4 of 4 people found the following review helpful By R. Hardy HALL OF FAMETOP 500 REVIEWER on July 31, 2011
Format: Hardcover
My dogs are very special, just as your dogs must be very special. They show affection, they are interesting, and they are amusing. They are not amazing, for they are just regular companion dogs. For amazing dogs, consult _Amazing Dogs: A Cabinet of Canine Curiosities_ (Cornell University Press) by Jan Bondeson. I bet your dogs do not, as the dogs here do, make a show of multiplying numbers or playing dominoes. I bet your dogs do not play musical instruments, roast meat, converse by speaking German, or travel the railways as the wanderlust strikes them. I bet your dogs have never saved anyone's life, nor have they been the source of legends. It's OK, my dogs have done none of this, either, and are still fine dogs, but not amazing. Bondeson, a medical doctor who has written frequently about oddities like the two-headed boy and the efforts of our forebears to avoid the horrors of being buried alive, has done wonderful research to bring us these amazing dogs, and includes many period illustrations. Repeatedly the most amazing thing about these dogs is how ready humans are to believe their dogs capable of incredible feats.

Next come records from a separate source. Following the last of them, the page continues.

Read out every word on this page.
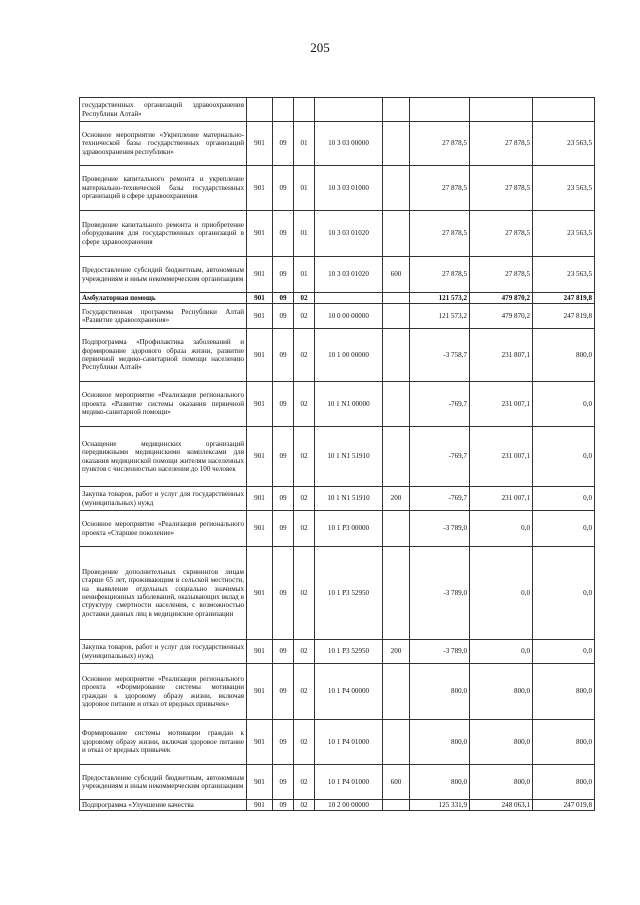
205
государственных организаций здравоохранения Республики Алтай»								
Основное мероприятие «Укрепление материально-технической базы государственных организаций здравоохранения республики»	901	09	01	10 3 03 00000		27 878,5	27 878,5	23 563,5
Проведение капитального ремонта и укрепление материально-технической базы государственных организаций в сфере здравоохранения	901	09	01	10 3 03 01000		27 878,5	27 878,5	23 563,5
Проведение капитального ремонта и приобретение оборудования для государственных организаций в сфере здравоохранения	901	09	01	10 3 03 01020		27 878,5	27 878,5	23 563,5
Предоставление субсидий бюджетным, автономным учреждениям и иным некоммерческим организациям	901	09	01	10 3 03 01020	600	27 878,5	27 878,5	23 563,5
Амбулаторная помощь	901	09	02			121 573,2	479 870,2	247 819,8
Государственная программа Республики Алтай «Развитие здравоохранения»	901	09	02	10 0 00 00000		121 573,2	479 870,2	247 819,8
Подпрограмма «Профилактика заболеваний и формирование здорового образа жизни, развитие первичной медико-санитарной помощи населению Республики Алтай»	901	09	02	10 1 00 00000		-3 758,7	231 807,1	800,0
Основное мероприятие «Реализация регионального проекта «Развитие системы оказания первичной медико-санитарной помощи»	901	09	02	10 1 N1 00000		-769,7	231 007,1	0,0
Оснащение медицинских организаций передвижными медицинскими комплексами для оказания медицинской помощи жителям населенных пунктов с численностью населения до 100 человек	901	09	02	10 1 N1 51910		-769,7	231 007,1	0,0
Закупка товаров, работ и услуг для государственных (муниципальных) нужд	901	09	02	10 1 N1 51910	200	-769,7	231 007,1	0,0
Основное мероприятие «Реализация регионального проекта «Старшее поколение»	901	09	02	10 1 P3 00000		-3 789,0	0,0	0,0
Проведение дополнительных скринингов лицам старше 65 лет, проживающим в сельской местности, на выявление отдельных социально значимых неинфекционных заболеваний, оказывающих вклад в структуру смертности населения, с возможностью доставки данных лиц в медицинские организации	901	09	02	10 1 P3 52950		-3 789,0	0,0	0,0
Закупка товаров, работ и услуг для государственных (муниципальных) нужд	901	09	02	10 1 P3 52950	200	-3 789,0	0,0	0,0
Основное мероприятие «Реализация регионального проекта «Формирование системы мотивации граждан к здоровому образу жизни, включая здоровое питание и отказ от вредных привычек»	901	09	02	10 1 P4 00000		800,0	800,0	800,0
Формирование системы мотивации граждан к здоровому образу жизни, включая здоровое питание и отказ от вредных привычек	901	09	02	10 1 P4 01000		800,0	800,0	800,0
Предоставление субсидий бюджетным, автономным учреждениям и иным некоммерческим организациям	901	09	02	10 1 P4 01000	600	800,0	800,0	800,0
Подпрограмма «Улучшение качества	901	09	02	10 2 00 00000		125 331,9	248 063,1	247 019,8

Take, for instance, the story of Greyfriars Bobby. There really was a Skye terrier named Bobby in the 1860s in the Greyfriars churchyard in Edinburgh. Far from refusing to leave his graveside post, though, he would knock off his graveyard shift to grab lunch at a nearby inn every day; some less romantic viewers said he was loyal not to the master's grave, but to the daily free lunch. As for the master's grave, there seems to have been no such thing, just a dog with a comfortable churchyard home.